Just when we thought it was over, winter showed up again. The snowdrops in my front flower bed were about to open their darling white blossoms but now are buried in snow.
It has snowed steadily for a day and a half, covering cars, causing bushes to bend under the weight, and forming icicles from eves. And it shows no signs of stopping any time soon. While the temperatures are not terribly cold, blasts of wind blow snow around into drifts and into faces. Here is the forecast for the week. Showers after snow...very messy.
How pretty this window is with its fringe of icicles. Notice the little snow hats on the shrub on the left. It's a sure sign that the temperature is not deep cold when icicles form. It has to be warm enough for ice to melt a little.
From a bedroom window, I saw this little Junco taking a break in the honeysuckle thatch. I love how these bird fluff their feathers up so they look like balls with beaks and tails.
The street was nearly empty except for a few hardy souls. Most rushed from one stop to the next, heads bent against the wind and blowing snow. In winter, you get to see the trees in different form than when they have leaves. They are quite beautiful both ways.

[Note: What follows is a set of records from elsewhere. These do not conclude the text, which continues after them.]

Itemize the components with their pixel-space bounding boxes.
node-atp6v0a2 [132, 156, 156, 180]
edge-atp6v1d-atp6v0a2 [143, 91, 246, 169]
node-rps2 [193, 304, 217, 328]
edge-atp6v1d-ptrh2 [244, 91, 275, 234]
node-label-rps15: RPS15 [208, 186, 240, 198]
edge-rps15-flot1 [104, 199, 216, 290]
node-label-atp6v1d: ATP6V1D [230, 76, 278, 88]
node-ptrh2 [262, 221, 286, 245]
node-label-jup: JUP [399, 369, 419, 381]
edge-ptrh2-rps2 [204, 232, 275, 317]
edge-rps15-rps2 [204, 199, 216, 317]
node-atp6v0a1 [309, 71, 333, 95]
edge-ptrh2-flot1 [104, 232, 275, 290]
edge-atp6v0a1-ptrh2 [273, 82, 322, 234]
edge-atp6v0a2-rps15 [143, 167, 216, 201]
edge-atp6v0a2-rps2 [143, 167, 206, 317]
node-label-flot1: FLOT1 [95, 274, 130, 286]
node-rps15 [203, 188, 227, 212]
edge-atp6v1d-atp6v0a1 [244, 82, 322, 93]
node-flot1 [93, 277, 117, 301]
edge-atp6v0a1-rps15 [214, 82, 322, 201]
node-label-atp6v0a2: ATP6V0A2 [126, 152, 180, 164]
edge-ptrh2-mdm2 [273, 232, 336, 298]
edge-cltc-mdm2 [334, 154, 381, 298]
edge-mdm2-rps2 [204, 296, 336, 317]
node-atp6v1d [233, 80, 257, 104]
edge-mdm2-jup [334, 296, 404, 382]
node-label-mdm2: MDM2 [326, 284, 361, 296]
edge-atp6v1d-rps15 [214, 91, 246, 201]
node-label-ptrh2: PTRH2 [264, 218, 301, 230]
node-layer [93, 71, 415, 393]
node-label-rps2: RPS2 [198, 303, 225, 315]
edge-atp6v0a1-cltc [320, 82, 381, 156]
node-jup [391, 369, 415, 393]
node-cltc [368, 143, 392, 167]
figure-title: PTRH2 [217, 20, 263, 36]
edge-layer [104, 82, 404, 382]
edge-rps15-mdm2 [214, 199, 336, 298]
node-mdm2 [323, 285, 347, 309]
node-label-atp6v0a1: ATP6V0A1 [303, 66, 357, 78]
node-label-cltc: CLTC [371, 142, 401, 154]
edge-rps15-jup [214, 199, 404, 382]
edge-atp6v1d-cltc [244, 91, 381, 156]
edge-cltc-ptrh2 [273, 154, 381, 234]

There is something melancholy about an empty park bench in winter. It's like it is waiting for spring all alone. Of course, you can sit on such a bench but you're likely to get a cold, and possibly wet, bottom from it.
My boots are short so I don't generally attempt walking in deep snow. But to cross the street to the park, I had to plunge through a drift. Yes, the snow went over the tops of my boots and left me with wet ankles. Don't you love my jazzy pants, though?
I bought this new parka to go to Saskatchewan for my mom's funeral in January. I thought I would wear it on the prairies then come home and hang it in the closet for the rest of the year. Alas, it has turned out to be more needful than I expected and I am glad to have it.
I read somewhere recently that winter is a time for the earth to rest. While I might differ on that idea, one of the best things to do when the snow keeps falling is stay inside and get cozy. I don't have a fireplace but I do have a thermostat and a warm wool throw to wrap up in.
My husband and I cuddle up on the sofa and watch travel videos or Netflix movies.
I could use a season of rest from the wheel of the mind, couldn't you?